Joanne Leedom-Ackerman believes that truthful writing matters, be it journalism, fiction, poetry, drama, essays because stories and witnessing and creative imagination connect, inspire and mold us. Her passion bleeds through the pages of her memoir, PEN JOURNEYS, MEMOIR OF LITERATURE ON THE LINE (Shearsman Books, February 1, 2022).
PEN is an international organization dedicated to free expression and the democracy of the imagination, with chapters throughout the world. Since the 1980s, Joanne has been deeply involved in the organization, having served as president of PEN Center USA, and traveling the globe as Vice President of PEN International. She headed the PEN CENTER USA WEST during the year of Tiananmen Square and the fatwa against Salman Rushdie and has held numerous other roles, including leadership of the International PEN’s Writers in Prison Committee and International Secretary for PEN International. (PEN USA West was in LA: PEN America is headquartered in NYC, headed by Susan Sontag and then Larry McMurtry back then. The International Secretary was like the “General Secretary” who ran the organization—nothing to do with “secretary”).
Her copious organizational notes of more than thirty years have quipped her to write a detailed history of PEN, its growth, its accomplishments, and its ever-changing shape.

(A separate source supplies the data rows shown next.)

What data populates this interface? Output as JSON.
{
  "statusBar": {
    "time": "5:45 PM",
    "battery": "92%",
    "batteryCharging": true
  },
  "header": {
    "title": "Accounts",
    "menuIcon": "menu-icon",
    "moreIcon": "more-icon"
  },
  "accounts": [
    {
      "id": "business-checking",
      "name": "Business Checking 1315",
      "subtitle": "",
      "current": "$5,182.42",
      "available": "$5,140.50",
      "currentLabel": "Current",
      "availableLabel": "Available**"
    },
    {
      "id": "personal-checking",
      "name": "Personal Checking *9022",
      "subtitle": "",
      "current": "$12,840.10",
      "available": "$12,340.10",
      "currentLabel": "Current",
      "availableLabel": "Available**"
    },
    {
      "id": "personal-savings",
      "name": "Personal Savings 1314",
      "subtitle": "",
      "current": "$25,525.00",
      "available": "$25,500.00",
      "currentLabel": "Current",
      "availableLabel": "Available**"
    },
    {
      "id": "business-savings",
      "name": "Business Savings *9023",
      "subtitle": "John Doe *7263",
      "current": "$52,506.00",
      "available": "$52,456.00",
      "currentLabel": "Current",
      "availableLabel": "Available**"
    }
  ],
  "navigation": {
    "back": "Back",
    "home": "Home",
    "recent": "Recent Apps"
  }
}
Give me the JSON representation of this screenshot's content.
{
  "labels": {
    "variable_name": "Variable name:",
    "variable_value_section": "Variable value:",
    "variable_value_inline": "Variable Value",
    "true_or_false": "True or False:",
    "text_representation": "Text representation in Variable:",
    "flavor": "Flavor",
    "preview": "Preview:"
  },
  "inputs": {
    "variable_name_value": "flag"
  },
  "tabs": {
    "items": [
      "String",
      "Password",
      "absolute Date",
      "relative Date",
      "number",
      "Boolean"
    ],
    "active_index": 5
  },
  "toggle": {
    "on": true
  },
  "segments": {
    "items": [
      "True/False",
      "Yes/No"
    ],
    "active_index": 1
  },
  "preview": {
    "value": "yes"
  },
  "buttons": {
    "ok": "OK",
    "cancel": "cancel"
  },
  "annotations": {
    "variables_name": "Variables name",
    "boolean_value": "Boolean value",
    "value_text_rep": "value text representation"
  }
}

The book is divided into journeys through the US and foreign lands and captures the missions and perils of journalists and writers she has met along the way. The organization serves novelists, poets, and dramatists as well as journalists.
Among those whose causes she understood and championed, with or without meeting some, were Chinese writer and Nobel laureate Liu Xiaobo and Saudi journalist Jamal Khashoggi. She fought for journalists such as these because she believes their stories are critical in the struggle for freedom of expression around the world.
The year 2021 marked the centenary of PEN International and English PEN, and 2022 marks the centenary of PEN America, PEN France, and many other PEN Centers.
PEN Journeys reflects a time when democracies were ascending around the globe and PEN was often at the forefront. Many journalists and writers imprisoned for their work, were freed because of PEN’s work behind the scenes and public outcries for justice.
Proceeds from PEN Journeys will go to PEN International’s work, particularly its work for writers in prison or at risk.
Joanne ends the book with The PEN Charter, which says, in part, ” Literature knows no frontiers and must remain common currency among people in spite of political or international upheavals.”
Few could argue about the affirmations, but for one. The charter ends with the added statement, “And since freedom implies voluntary restraint, members pledge themselves to oppose such evils of a free press as mendacious publication, deliberate falsehood, and distortion of facts for the political and personal end.”
The ambitious statement may give pause to some readers who wonder how we determine what is fact in this age, and what constitutes falsehood and distortion?
Certainly, PEN Journeys is a book worth reading for those who want to understand PEN’s admirable principles.
“We defend the imagination and believe it to be as free as dreams,” the creed says. What writer would not agree with that mission?
Buy PEN Journeys on Amazon.
About the Author
Joanne Leedom-Ackerman is a novelist, short story writer, and journalist. Her works of fiction include regional bestseller The Dark Path to the River and No Marble Angels. Her nonfiction book PEN Journeys: Memoir of Literature on the Line was recently published, and she is the senior editor and contributor to The Journey of Liu Xiaobo: From Dark Horse to Nobel Laureate. She has also published fiction and essays in books and anthologies, including Short Stories of the Civil Rights Movement; Remembering Arthur Miller; Snakes: An Anthology of Serpent Tales, Fiction and Poetry by Texas Women, the Bicentennial Collection of Texas Short Stories, and Beyond Literacy.
A reporter for The Christian Science Monitor early in her career, Joanne has won awards for her nonfiction and published hundreds of articles in newspapers and magazines, including World Literature Today, The Christian Science Monitor, The Los Angeles Times, GlobalPost, and others.
Joanne is a Vice President Emeritus of PEN International and the former International Secretary of PEN International and the former Chair of PEN’s International Writers in Prison Committee. Past president of PEN Center USA, she has also served as a Vice President and board member of PEN America and the PEN/Faulkner Foundation.
A member of the Advisory Board of the United States Institute of Peace, Joanne was an adviser on the Emmy-nominated PBS documentary A Force More Powerful: A Century of Nonviolent Conflict. She is a member of the Council on Foreign Relations, the Texas Institute of Letters, and American and English PEN.
Joanne has taught writing at New York University, City University of New York, Occidental College, and the University of California at Los Angeles extension. She holds Master of Arts degrees from Brown University and Johns Hopkins University and graduated with honors from Principia College.
Joanne is married, lives in Washington, DC, and has two sons.